To make the situation even more dicey, the limited availability of other battery materials is already threatening the battery sector’s ability to keep pace with the EV boom. Lithium chemicals and copper foil are a particular concern, while all key battery metals have seen price spikes since mid-2020.
Kwasi Ampofo, head of metals and mining at BNEF, says battery ingredients nickel and manganese could see some of the most severe shortages later this decade thanks to a lack of capacity to process those metals into specialist chemicals.
Lei Zhang, chief executive officer of Envision Group, says the supply chain of batteries, especially on the raw material side, needs more investment, including in new lithium and nickel mines.
Price swings are a major concern in the battery sector because higher costs could have a negative effect on EV adoption.
4. EV Chargers
- Key Materials: Copper
- Top ETF: Global X Autonomous & Electric Vehicles ETF
The growth of the overall EV charging stations market is mainly hinged on factors such as rising demand for EV fast-charging infrastructure, government initiatives to drive the adoption of EVs and associated infrastructure, increasing deployment of EVs by shared mobility operators, and increasing prevalence of range anxiety.
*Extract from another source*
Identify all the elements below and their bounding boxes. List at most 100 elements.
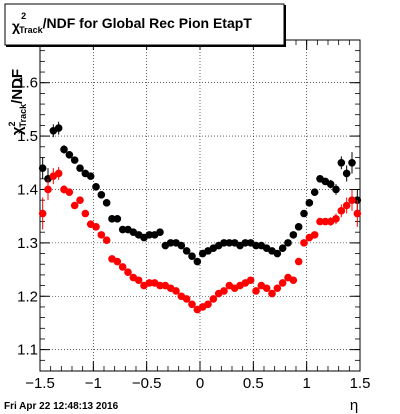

A single fast, public electric vehicle charger typically needs 25 kilograms of copper, while a smaller charger to use at home needs around 2 kilograms of copper, according to BloombergNEF estimates. That might not seem like much, but it could be significant when you consider that global charge points are expected to increase from 1.3 million units in 2020 to 30.8 million units by 2027, good for a CAGR of nearly 50%.
U.S. President Biden has pledged to roll out 500,000 new charging stations in the country by 2030. China--home to the lion’s share of the world’s public connectors--is adding chargers at a breakneck pace while the likes of Tesla (NASDAQ:TSLA)) and BP (NYSE:BP) have made big commitments.
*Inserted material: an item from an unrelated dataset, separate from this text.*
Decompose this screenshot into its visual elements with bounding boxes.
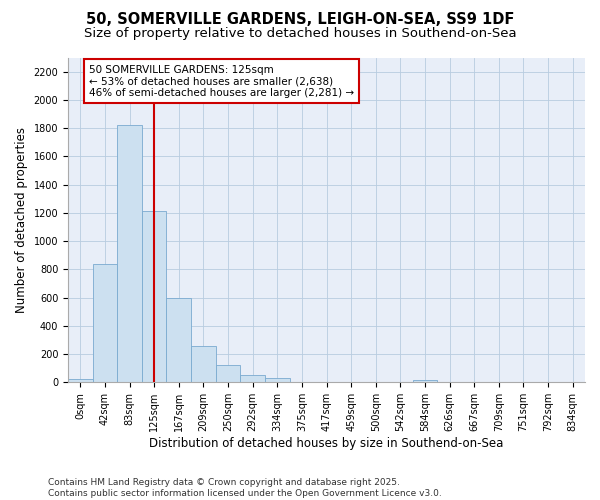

Installations of public chargers along highways, at fleet depots, and in grocery store parking lots jumped more than a third last year to bring the global total to 1.36 million units. BNEF sees charger installations increasing rapidly to reach 309 million connectors by 2040, when the sector’s annual investment will top $590 billion.
Australia-based Tritium, the world’s second-largest producer of fast charging units, says charging stations are already experiencing price pressures in certain areas such as rising copper prices.
EV charging infrastructure is highly exposed to raw material shortages, and the rising cost of materials could impact rollouts.